ITALIA DA APPLAUSI, SPAGNA CON L’AIUTINO, A UDINE FINISCE IN PAREGGIO

UDINE – La prima prova d’esame della Nazionale di Conte, concentratissimo sull’Europeo, è andata piuttosto bene. L’1-1 con la Spagna campione d’Europa ha offerto al ct la convinzione che l’avventura in Francia, prima di esplorare la Premier League sulla panchina del Chelsea, potrebbe anche non essere anonima. Intanto ha verificato che Insigne è all’altezza della situazione, che Zaza è migliorato grazie all’apprendistato nella Juventus, che Bernardeschi può candidarsi a un posto tra i 23 e che il gioco della squadra funziona: in avanti, considerata anche la presenza di El Shaarawy rinvigorito a Roma, forse il piatto non piange più.  Si attendono ovviamente verifiche ulteriori, anche se, dopo la Germania martedì, le amichevoli con Scozia e Finlandia (a Malta e a Verona) andranno in scena quando la lista degli eletti sarà già stata stilata.

Se l’Italia era indebolita dall’assenza di quattro titolari, come Verratti, Marchisio, Chiellini e Barzagli, anche la Spagna si è adeguata: oltre che agli infortunati Iniesta e Busquets e all’acciaccato-punito Diego Costa, Del Bosque ha rinunciato all’inizio a Koke, Jordi Alba e Silva, lasciati in panchina. La partita è dunque diventata un esame dichiarato per le potenziali controfigure all’Europeo: da una parte Astori, Thiago Motta, Giaccherini e Darmian in versione difensore centrale, dall’altra San Josè, Thiago Alcantara, Azpilicueta a sinistra, Mata e il trentacinquenne centravanti Aduriz, affiancato allo juventino Morata. Il ballottaggio supplementare per il portiere spagnolo, risolto a favore di De Gea, ha segnato inoltre il probabile passaggio dall’era Casillas a quella del più giovane compagno. A Buffon è perciò mancato l’annunciato duello col collega veterano: lui, in compenso, ha raggiunto la presenza numero 155.

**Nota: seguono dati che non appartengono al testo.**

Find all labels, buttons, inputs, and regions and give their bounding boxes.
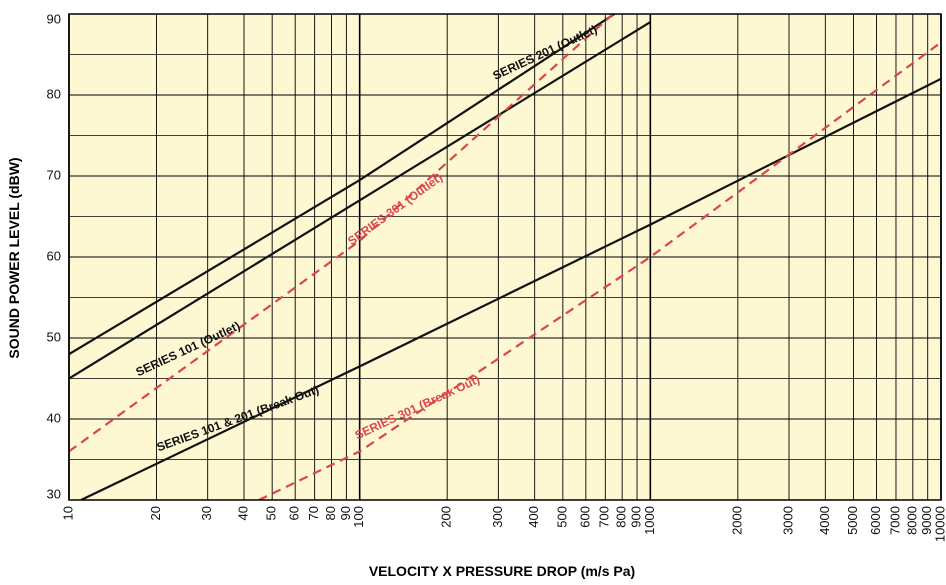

La verifica più importante per Conte andava comunque al di là degli uomini: riguardava la capacità della squadra di adeguarsi al principio più caro al ct, la prevalenza degli schemi memorizzati – dogma sacchiano – sulle giocate individuali, cioè del canovaccio studiato sull’estemporaneità. Secondo Conte, si tratta del modo migliorare per azzerare l’oggettivo divario tecnico che separa l’Italia dalle migliori d’Europa. Insigne lo ha parzialmente smentito, ma nella maniera più gradita.  Il Friuli-Dacia, il nuovo stadio gioiello inaugurato al calcio internazionale per l’occasione, ha offerto uno scenario particolarmente adeguato ed entusiasta. L’ambiente è stato affettuoso e coinvolto, fin dal minuto di silenzio per le studentesse dell’Erasmus vittime dell’incidente stradale di Tarragona e per la strage di Bruxelles, con la bandiera del Belgio sul maxischermo. Con una passeggiata a bordocampo a braccetto, prima dell’inizio, Conte e Tavecchio hanno messo in chiaro che la frase del commissario tecnico nella conferenza stampa della vigilia (“sono sottoutilizzato, a dispetto delle promesse”) non era un attacco al presidente federale: saranno fischiate le orecchie, a posteriori, al consigliere Lotito.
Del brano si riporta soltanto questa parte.